De retour du sommet du G7, la chancelière allemande n’a pas mâché ses mots, ce dimanche, pour parler de la relation transatlantique. «Nous, Européens, devons prendre notre destin en main», a-t-elle ajouté.

Angela Merkel a qualifié dimanche de «quasiment révolue» l’époque où la confiance prévalait, dans une apparente allusion à la relation entre l’Europe et les Etats-Unis, mise à rude épreuve lors du voyage en Europe du président américain Donald Trump. «L’époque où nous pouvions entièrement compter les uns sur les autres est quasiment révolue. C’est mon expérience de ces derniers jours», a dit Angela Merkel lors d’un meeting à Munich, dans le Sud de l’Allemagne. «Nous, Européens, devons prendre notre destin en main», a-t-elle ajouté. «Nous devons nous battre pour notre propre destin», a poursuivi la chef du gouvernement allemand, selon qui les relations avec le président français Emmanuel Macron doivent être d’autant plus étroites.

Angela Merkel s’exprimait dans la capitale bavaroise au lendemain d’un sommet du G7 (Allemagne, France, Italie, Japon, Canada, Etats-Unis, Royaume-Uni) à Taormine, en Sicile, où l’unité des sept pays parmi les plus riches du monde s’est brisée face à un Donald Trump refusant de s’engager en faveur de l’accord de Paris contre le réchauffement climatique. Le président américain fait durer le suspense. Ironie amère: il a annoncé d’un tweet, peu avant la diffusion de la déclaration finale constatant l’absence de position commune, qu’il trancherait «la semaine prochaine».

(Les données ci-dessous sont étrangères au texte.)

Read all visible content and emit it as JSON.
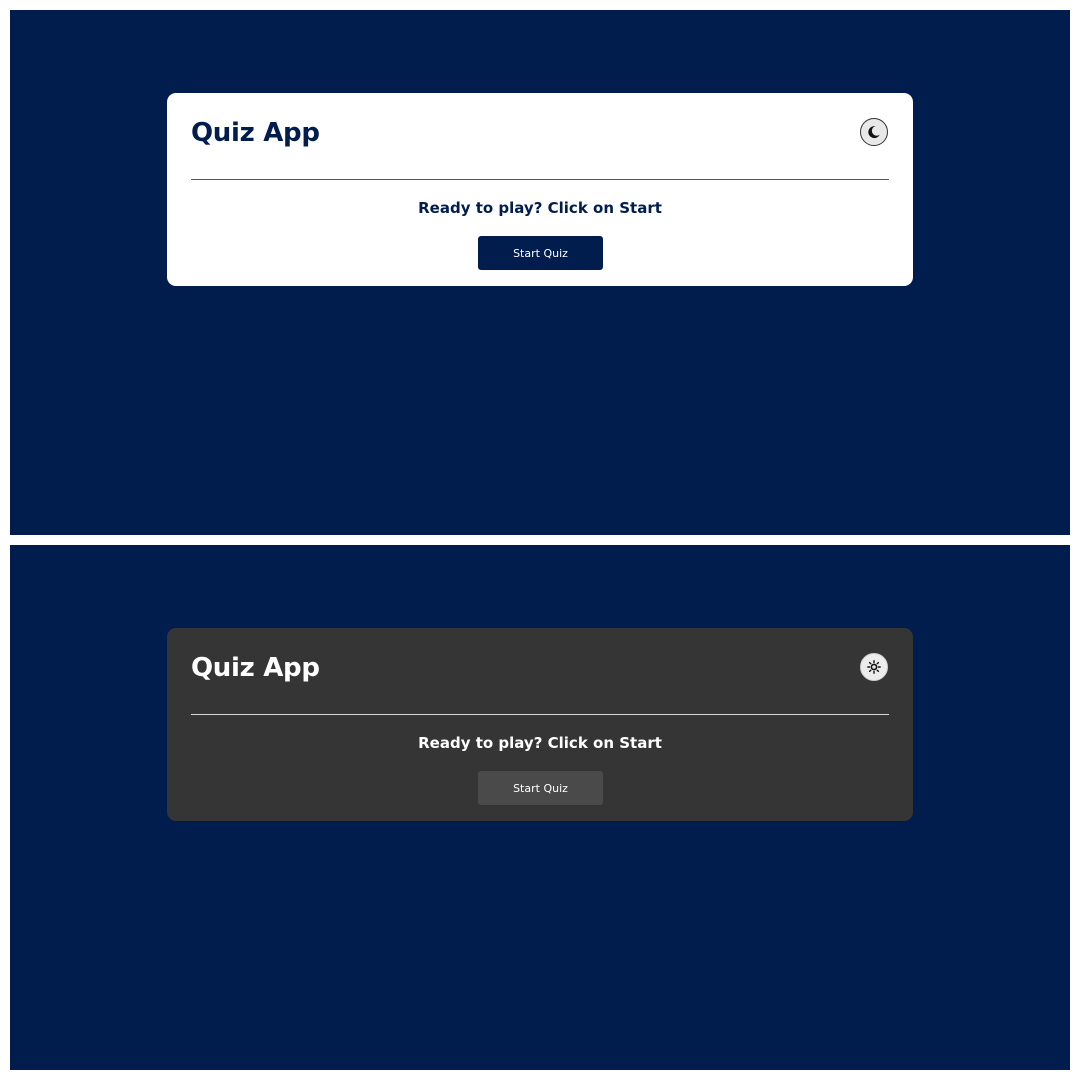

La chancelière allemande avait déjà jugé les discussions de vendredi et samedi sur le climat «pas du tout satisfaisantes». «Toute la discussion sur le sujet du climat a été très difficile, pour ne pas dire pas du tout satisfaisante», a déclaré Mme Merkel devant la presse. «Nous avons ici une situation à six contre un, ce qui signifie qu’il n’y a encore aucun signe quant à savoir si les Etats-Unis resteront ou non dans l’accord de Paris» sur le climat, a-t-elle ajouté.

Perplexité et défiance

Le premier déplacement de Donald Trump en Europe devait être l’occasion d’apaiser, de clarifier: le président américain aura au contraire alimenté la perplexité et la défiance. A Bruxelles, au sommet de l’Otan, il a infligé une sérieuse déconvenue à ses alliés en refusant de s’engager explicitement en faveur de leur défense collective. Se posant en défenseur intraitable du contribuable américain, le locataire de la Maison-Blanche a, dans une allocution aux accents de campagne, fait la leçon à des Alliés accusés de devoir «d’énormes sommes d’argent».

Il y a aussi qualifié les pratiques commerciales des Allemands de «mauvaises, très mauvaises», selon l’hebdomadaire allemand Der Spiegel. Si le président français, Emmanuel Macron, a vu des «progrès» dans la discussion sur le climat et a qualifié son homologue américain de «pragmatique», «ouvert» et «à l’écoute», Angela Merkel cachait à peine sa frustration à l’issue du sommet. Les relations entre les deux chefs de l’Etat n’avaient pas démarré sous les meilleurs auspices: Donald Trump avait refusé de serrer la main de la chancelière allemande lors de sa première visite à la Maison Blanche, en mars dernier. Une image qui avait fait le tour du monde.